A female journalist from south Yemen throws a shoe at members of a rebel representative at a press conference on Yemen peace talks in Geneva on June 18, 2015. The fisticuffs was broke out at the press conference by Yemeni rebels when their leader was attacked by a slipper-wielding woman and others accusing them of mass killings in the country’s south.
The incident underscored the deep divisions between the various sides involved in trying to get Iran-backed rebels and the exiled government to agree to a badly-needed humanitarian truce.
Hamza al-Houthi, the head of the rebel delegation and from the Ansarullah group, was addressing reporters when a woman in a headscarf barged in and threw a slipper at him -a huge insult in the Arab world.
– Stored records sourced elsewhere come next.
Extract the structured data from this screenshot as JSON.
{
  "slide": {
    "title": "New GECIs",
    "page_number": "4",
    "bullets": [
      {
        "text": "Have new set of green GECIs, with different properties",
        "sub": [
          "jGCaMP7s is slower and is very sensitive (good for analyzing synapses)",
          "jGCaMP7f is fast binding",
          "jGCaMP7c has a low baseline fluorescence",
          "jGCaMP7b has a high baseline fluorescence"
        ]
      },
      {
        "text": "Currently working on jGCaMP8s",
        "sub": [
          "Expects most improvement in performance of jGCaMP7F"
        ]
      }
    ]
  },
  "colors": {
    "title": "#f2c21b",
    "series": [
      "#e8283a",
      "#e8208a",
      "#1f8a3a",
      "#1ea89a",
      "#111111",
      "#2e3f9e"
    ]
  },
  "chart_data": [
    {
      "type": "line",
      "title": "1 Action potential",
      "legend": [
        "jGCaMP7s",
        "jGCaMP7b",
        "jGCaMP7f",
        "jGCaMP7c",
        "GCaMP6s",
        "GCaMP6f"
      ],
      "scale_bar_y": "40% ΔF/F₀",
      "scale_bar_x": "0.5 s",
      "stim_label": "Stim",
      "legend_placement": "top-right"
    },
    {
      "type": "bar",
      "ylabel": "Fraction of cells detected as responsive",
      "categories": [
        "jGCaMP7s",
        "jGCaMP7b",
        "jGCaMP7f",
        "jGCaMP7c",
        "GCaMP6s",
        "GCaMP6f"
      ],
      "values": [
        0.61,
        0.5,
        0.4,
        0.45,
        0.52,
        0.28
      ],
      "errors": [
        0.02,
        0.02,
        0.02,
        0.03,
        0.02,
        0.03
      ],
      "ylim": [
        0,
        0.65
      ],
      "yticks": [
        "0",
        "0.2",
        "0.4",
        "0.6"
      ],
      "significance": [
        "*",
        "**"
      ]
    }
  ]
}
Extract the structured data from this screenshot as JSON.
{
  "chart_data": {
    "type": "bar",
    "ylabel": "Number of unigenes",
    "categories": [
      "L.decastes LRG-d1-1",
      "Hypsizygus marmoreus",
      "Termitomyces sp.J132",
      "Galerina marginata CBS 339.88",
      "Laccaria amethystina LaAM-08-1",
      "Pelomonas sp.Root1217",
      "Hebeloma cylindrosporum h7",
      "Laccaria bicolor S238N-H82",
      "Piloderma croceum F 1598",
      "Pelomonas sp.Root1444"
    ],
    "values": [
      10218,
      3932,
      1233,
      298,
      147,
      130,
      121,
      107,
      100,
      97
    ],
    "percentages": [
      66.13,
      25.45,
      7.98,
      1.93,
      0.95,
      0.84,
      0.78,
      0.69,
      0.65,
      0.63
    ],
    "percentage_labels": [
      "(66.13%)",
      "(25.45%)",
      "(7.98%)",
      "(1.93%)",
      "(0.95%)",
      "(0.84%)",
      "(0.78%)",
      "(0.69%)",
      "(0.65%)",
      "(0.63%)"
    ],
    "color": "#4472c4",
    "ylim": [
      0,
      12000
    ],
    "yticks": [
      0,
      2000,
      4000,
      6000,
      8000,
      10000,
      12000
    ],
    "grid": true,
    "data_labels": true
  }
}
Al-Houthi promptly threw it away. She was quickly joined by six men who shouted slogans against the rebels and started raining blows at them, screaming “Killers, you are spreading death and disease in South Yemen.”
The melee lasted several minutes with bottles hurled before the intruders were hauled out.
The woman’s gesture was immediately hailed on social media in Aden, the main port city in South Yemen, with congratulatory tweets. People from North Yemen who still hate the Houthi movement disrespect the act of the Yemeni journalist consider it as a shameful act.
Once order was restored, al-Houthi said the rebels wanted “a humanitarian truce but it is not wanted by Saudi Arabia and its allies” who have staged aerial bombings on the rebels since March 26. He continued to say the war benefited al-Qeada.
He said the stalled UN talks in Geneva would continue until at least Friday, adding: “We hope these preliminary talks will end up in some kind of accord … a transition that will hopefully lead to free, fair and transparent elections.”
He accused the Saudis of using “nitrogen bombs and other horrible arms” to “massacre women and children” and said Al-Qaeda in Yemen was “exploiting the situation and using the aggression to extend its influence over the region.”
Yaser al-Awadi, another member of the rebel delegation said the “Yemen war has become an economic investment for Britain, France and the United States.”
“Their arms factories are working full-time for two months to furnish and supply arms,” he said.
“Our women and children are being used as guinea pigs to test new arms,” al-Awadi said at the chaotic press conference, the most dramatic event at the peace talks so far.
UN Secretary General Ban Ki-moon launched the high-stakes negotiations on Monday with an appeal for a badly-needed two-week humanitarian truce.
The negotiations, in their fourth day, have been bogged down by the government’s insistence that the Iran-backed rebels must withdraw from the vast territory they control, including the capital Sanaa.
It has also protested the size of the rebel delegation which is more than double the pre-agreed number of 10.
Huthi rebels and their allies, troops faithful to ousted president Ali Abdallah Saleh, favour a truce but are refusing to withdraw as demanded by the government in exile, which is backed by Saudi Arabia.